Pejabat tinggi militer Iran, Mohammad Jafar Asadi, mengungkapkan bahwa kemungkinan terjadinya kembali konflik antara Iran dan Amerika Serikat sangat besar. Hal ini merujuk pada pernyataan Presiden Donald Trump yang menunjukkan ketidakpuasan terhadap tawaran negosiasi terbaru dari pihak Iran.
“Potensi terjadinya konflik baru antara Iran dan AS sangat mungkin,” ujarnya, seperti dilaporkan oleh NDTV pada Senin, 4 Mei 2026.
Asadi berpendapat bahwa tindakan dan pernyataan terbaru dari pejabat AS tampaknya lebih ditujukan untuk mengalihkan perhatian dari kekacauan yang mereka timbulkan sendiri.
“Pernyataan dan langkah-langkah yang diambil oleh pejabat AS umumnya dipicu oleh kepentingan media. Ini dilakukan untuk mencegah penurunan harga minyak dan juga untuk mencari jalan keluar dari masalah yang mereka ciptakan,” jelasnya.
Ia menegaskan bahwa angkatan bersenjata Iran berada dalam kondisi siap sedia jika Amerika Serikat memilih untuk meningkatkan ketegangan.
“Militer kami sepenuhnya siap untuk menghadapi tindakan sembrono atau petualangan baru dari pihak Amerika,” tegas Asadi.
Pernyataan Trump yang terkenal, “Hancurkan mereka,” mencuat dalam konteks ini.
Setelah Iran menyerahkan draf baru kepada mediator Pakistan pada Kamis malam, Trump mengajukan pertanyaan kepada wartawan mengenai kemungkinan perang.

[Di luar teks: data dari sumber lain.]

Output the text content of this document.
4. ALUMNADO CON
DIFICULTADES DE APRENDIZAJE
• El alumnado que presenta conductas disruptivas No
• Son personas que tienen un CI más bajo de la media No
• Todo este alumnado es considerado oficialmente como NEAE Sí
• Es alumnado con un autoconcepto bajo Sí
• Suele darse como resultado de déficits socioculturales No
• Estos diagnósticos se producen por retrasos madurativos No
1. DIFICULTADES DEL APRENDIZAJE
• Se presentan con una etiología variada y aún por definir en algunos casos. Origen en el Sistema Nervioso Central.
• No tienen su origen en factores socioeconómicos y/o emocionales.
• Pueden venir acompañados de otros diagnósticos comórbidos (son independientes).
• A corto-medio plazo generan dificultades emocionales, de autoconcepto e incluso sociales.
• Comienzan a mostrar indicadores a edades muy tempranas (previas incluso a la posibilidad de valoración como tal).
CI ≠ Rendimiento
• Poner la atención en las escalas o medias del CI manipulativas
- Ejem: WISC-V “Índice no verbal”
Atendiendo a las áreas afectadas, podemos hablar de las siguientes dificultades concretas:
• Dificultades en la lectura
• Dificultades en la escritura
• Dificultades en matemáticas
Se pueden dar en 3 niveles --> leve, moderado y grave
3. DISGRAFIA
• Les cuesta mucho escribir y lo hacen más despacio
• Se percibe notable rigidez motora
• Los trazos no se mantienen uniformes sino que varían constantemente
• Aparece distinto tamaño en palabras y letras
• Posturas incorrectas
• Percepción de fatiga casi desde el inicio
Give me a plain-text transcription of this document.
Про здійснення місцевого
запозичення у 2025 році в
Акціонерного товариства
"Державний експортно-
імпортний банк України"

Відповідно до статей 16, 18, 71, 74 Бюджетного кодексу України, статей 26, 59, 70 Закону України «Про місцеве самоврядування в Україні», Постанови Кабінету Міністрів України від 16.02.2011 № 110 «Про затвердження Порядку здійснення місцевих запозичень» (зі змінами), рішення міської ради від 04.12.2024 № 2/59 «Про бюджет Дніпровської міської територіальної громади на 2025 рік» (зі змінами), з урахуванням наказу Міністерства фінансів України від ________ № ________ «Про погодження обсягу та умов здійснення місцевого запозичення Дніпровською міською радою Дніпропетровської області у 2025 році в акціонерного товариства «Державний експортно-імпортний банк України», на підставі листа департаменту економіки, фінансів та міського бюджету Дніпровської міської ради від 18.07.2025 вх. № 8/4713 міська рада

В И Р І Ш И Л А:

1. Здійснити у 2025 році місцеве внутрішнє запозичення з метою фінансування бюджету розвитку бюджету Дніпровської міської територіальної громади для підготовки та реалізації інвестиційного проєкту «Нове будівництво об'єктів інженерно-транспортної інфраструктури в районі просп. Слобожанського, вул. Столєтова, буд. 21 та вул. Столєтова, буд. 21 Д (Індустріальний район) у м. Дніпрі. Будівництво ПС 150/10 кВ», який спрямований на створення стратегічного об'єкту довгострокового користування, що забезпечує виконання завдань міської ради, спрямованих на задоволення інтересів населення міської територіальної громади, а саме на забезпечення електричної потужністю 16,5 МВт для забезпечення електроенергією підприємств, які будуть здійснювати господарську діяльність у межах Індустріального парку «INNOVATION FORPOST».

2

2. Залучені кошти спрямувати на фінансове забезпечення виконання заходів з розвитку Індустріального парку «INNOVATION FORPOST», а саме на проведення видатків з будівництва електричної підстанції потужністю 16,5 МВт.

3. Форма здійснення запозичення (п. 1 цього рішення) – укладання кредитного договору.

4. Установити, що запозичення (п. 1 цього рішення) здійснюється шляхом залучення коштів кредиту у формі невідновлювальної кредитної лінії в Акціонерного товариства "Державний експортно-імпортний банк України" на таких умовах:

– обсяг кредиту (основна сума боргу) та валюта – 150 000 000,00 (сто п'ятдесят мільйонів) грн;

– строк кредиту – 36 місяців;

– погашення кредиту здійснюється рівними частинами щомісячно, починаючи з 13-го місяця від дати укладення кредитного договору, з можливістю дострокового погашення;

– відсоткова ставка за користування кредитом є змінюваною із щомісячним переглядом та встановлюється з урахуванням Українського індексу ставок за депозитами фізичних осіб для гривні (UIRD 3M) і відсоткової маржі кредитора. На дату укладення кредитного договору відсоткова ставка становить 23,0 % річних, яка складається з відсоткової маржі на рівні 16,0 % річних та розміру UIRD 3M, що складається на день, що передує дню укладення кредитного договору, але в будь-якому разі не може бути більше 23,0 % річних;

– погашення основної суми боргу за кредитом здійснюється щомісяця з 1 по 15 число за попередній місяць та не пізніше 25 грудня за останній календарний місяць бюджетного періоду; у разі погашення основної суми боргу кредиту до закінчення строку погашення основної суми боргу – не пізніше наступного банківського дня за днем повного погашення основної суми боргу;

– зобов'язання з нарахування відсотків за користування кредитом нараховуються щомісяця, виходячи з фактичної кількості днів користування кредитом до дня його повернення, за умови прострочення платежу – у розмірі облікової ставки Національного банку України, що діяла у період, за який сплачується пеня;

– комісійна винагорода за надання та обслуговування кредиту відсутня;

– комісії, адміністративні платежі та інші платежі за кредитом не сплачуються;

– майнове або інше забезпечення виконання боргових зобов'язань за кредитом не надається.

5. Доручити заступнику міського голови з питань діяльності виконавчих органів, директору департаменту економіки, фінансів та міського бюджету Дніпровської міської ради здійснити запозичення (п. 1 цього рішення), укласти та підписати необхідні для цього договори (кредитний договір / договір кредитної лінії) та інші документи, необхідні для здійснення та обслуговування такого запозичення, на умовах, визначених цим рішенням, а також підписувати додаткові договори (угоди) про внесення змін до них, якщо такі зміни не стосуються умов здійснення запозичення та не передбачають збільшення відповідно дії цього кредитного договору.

“Apakah kita ingin langsung menghancurkan mereka sepenuhnya dan mengakhiri segalanya, atau kita ingin mencoba mencapai kesepakatan?” tanya Trump.
Namun, Trump kemudian menyatakan bahwa ia lebih memilih untuk tidak mengambil opsi yang pertama demi alasan kemanusiaan.
Di sisi lain, Kepala Kehakiman Iran, Gholamhossein Mohseni Ejei, pada hari Jumat mengungkapkan bahwa negaranya tidak pernah menghindar dari upaya negosiasi, namun juga tidak akan menerima pemaksaan dalam hal syarat-syarat perdamaian.
Iran tetap memegang kendali yang ketat atas Selat Hormuz, situasi ini mempengaruhi aliran minyak, gas, dan pupuk yang signifikan ke pasar global. Sementara itu, Amerika Serikat juga menerapkan blokade terhadap pelabuhan-pelabuhan Iran sebagai balasan.
Sebelumnya, Trump bahkan mengklaim bahwa Angkatan Laut AS beroperasi seperti bajak laut di perairan tersebut, sambil berbangga hati tentang operasi penyitaan kapal di tengah blokade yang diberlakukan terhadap pelabuhan Iran.
“Kami mendarat di kapal tersebut, lalu mengambil alih. Kami menyita kapalnya, muatannya, serta minyaknya. Ini adalah bisnis yang sangat menguntungkan,” ungkap Trump saat menyampaikan pidato dalam sebuah kampanye di Florida.